Eine derbe Klatsche mussten die Drittliga-Handballerinnen der TSG Wismar beim SV Henstedt-Ulzburg einstecken. Das Team von TSG-Trainer Christoph Niesius ging mit 19:35 im wahrsten Sinne des Wortes förmlich unter. Nur in den ersten 15 Minuten konnten die Wismarerinnen mit den Gastgeberinnen mithalten (8:6). Danach verloren die Gäste plötzlich den Faden und kasssierten ein Tor nach dem anderen. „Wir waren eigentlich gut vorbereitet und haben uns mit dem Gegner beschäftigt. Aber leider hat keine Spielerin unseres Teams ihre Leistung auf der Platte gebracht“, so die Mannschaftskapitänin Justine Spierling. Sie stand nach ihrer langen Verletzungspause wieder im Tor. Spierling musste pausieren, weil sie sich zu Beginn der Sasion im Training am Sprunggelenk verletzte. Aber auch sie war diesmal nicht der Rückhalt im TSG-Tor. „Wir haben Henstedt-Ulzburg durch unsere Fehler erst stark gemacht“, analysierte die Mannschaftskapitänin. Und weiter: „Die Gastgeberinnen haben völlig verdient gewonnen. Wir sind ratlos. Uns tut es auch für unseren Trainer leid.“

Christoph Nisius war nach dem Spiel total angefressen und enttäuscht. „Wir sind in der ersten Halbzeit gut gestartet. Dann hatten wir einen Bruch im Spiel. Die Köpfe gingen runter. Egal wer auf die Platte kam, kam einfach nicht rein ins Spiel. Wir machten zu viele Fehler, die eiskalt vom Gegner mit Kontertoren bestraft wurden“, stellte er fest. Die TSG-Damen leisteten sich insgesamt 15 Abspiel- Fang- oder Schrittfehler. Hinzu wurden die Bälle am Kreis kläglich vergeben oder zu lasch auf das Tor geworfen.

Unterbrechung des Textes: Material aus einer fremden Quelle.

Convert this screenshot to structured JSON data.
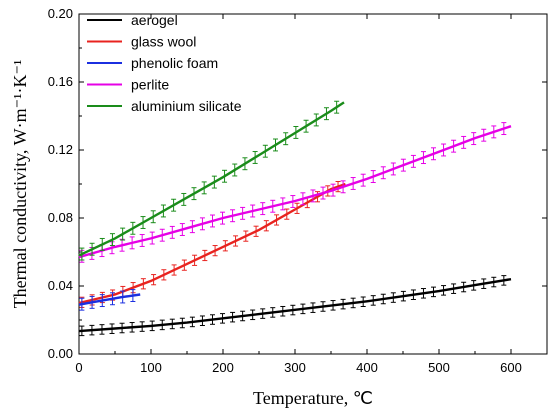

Dabei hatten die Wismarerinnen einen guten Start erwischt. Bereits in der ersten Spielminute brachte Steffi Laas die Gäste mit 1:0 in Führung. Nachdem im Gegenzug der 1:1-Ausgleich fiel und Henstedt-Ulzburg eine Minute später mit 2:1 in Front lag, kamen die Hansestädterinnen wieder zurück, glichen durch einen Siebenmeter von Vivien Bartlau aus (2:2) und gingen dann durch Vivien Millrath mit 3:2 wieder in Führung. Doch danach übernahmen die Schützlinge von Trainer Sven Rusbütt endgültig das Zepter. Über die Zwischenstände 3:3 (7.), 6:4 (10.), 9:6 (16.), 14:9 (28.) 17:9 (30.) bauten die Gastgeberinnen ihren Vorsprung noch in der ersten Halbzeit aus. Auch nach der Pause lief im Spiel der TSG nichts mehr zusammen. Die SV-Damen erzielten weiter Tor um Tor und schraubten am Ende das Ergebnis auf 35:19. Auch die ansonsten treffsicheren Werferinnen und Torjägerinnen Vivien Millrath (5) und Vivien Bartlau (4) zeigten Nerven. Die Gastgeberinnen hatten ein leichtes Spiel und erwischten, wie ihr Trainer in der anschließenden Pressekonferenz sagte, „einen Sahnetag“. Die Wismarerinnen sehnten den Abpfiff herbei.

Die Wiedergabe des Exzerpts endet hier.